The start point for the project development rises exactly from this idea of welcome, the element that defines the arrival, the light that guides and indicates that land is just a few miles away, a metaphor of a lighthouse, like the great lighthouses of antiquity that fed some of the most beautiful Mediterranean mythologies.
The Museum of Underwater Antiquities, henceforth the MoUA, revives the old silo by transforming it into a lighthouse for culture. The cereal grains are replaced by the most precious underwater treasures, and the compact mass of concrete becomes a big bulb that announces the arrival at the cradle of Western civilization.
The peninsula, a memory of an industrial past
Observing a satellite image of the urban fabric that surrounds the intervention area, we’ve noticed that the orthogonal net of Piraeus and Drapetsona seems to dewater at the harbour’s peninsula. The rational geometry of resolute streets and blocks, becomes a draped organic net when it meets the avenue that separates the city from the harbour (Akti Ietionia).
When approaching the image, focusing on the interventionsite, we found that this organic design is enhanced by a series of micro lines drawn on the pavement by the movement of trucks, the orientation of cargo containers, and by the roofs of the warehouses that are expected to be redesigned.

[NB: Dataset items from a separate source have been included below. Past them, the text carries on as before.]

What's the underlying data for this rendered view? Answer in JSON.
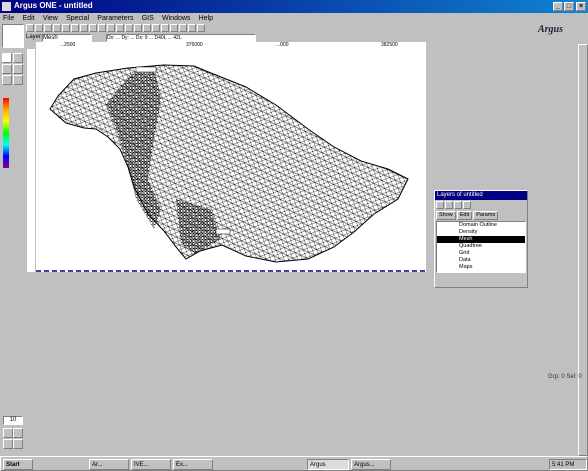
{
  "window": {
    "title": "Argus ONE - untitled",
    "min": "_",
    "max": "□",
    "close": "×"
  },
  "menu": [
    "File",
    "Edit",
    "View",
    "Special",
    "Parameters",
    "GIS",
    "Windows",
    "Help"
  ],
  "layer_field": {
    "label": "Layer:",
    "value": "Mesh",
    "coords": "Dx: ...  Dy: ... Dx: 9 ... D40L ... 42L"
  },
  "logo": "Argus",
  "ruler_ticks": [
    "...2500",
    "375000",
    "...000",
    "382500"
  ],
  "left_tools": {
    "zoom_value": "10"
  },
  "layers_panel": {
    "title": "Layers of untitled",
    "tabs": [
      "Show",
      "Edit",
      "Params"
    ],
    "rows": [
      {
        "label": "Domain Outline",
        "selected": false
      },
      {
        "label": "Density",
        "selected": false
      },
      {
        "label": "Mesh",
        "selected": true
      },
      {
        "label": "Quadtree",
        "selected": false
      },
      {
        "label": "Grid",
        "selected": false
      },
      {
        "label": "Data",
        "selected": false
      },
      {
        "label": "Maps",
        "selected": false
      }
    ]
  },
  "status_text": "Grp: 0 Sel: 0",
  "taskbar": {
    "start": "Start",
    "tasks": [
      "Ar...",
      "IVE...",
      "Ex...",
      "Argus",
      "Argus..."
    ],
    "clock": "5:41 PM"
  },
  "mesh_color": "#000000",
  "accent_title": "#000080"
}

It’s from this industrial matrix, engraved on the pavement for more than a century, that lays our masterplan design. The tracks marked by the wheels of the trucks are transformed into footpaths, watercourses and fields of flowers; the avenue that divides the peninsula becomes a big mall that serves the new equipment; cargo containers give way to others which now function as cafes, terraces, bars and shops; former parking acquire contours of squares and plazas, and the large green patch defined by the Drapestona park and the archaeological site dilute in all these new decks, similar to what happens to the Cartesian drawing of the surrounding city.
A new park grows, such as other small gardens, squares and large assembly spaces that invite citizens to culture, trying not to forget the industrial memory of the place, designed by the wheel of time.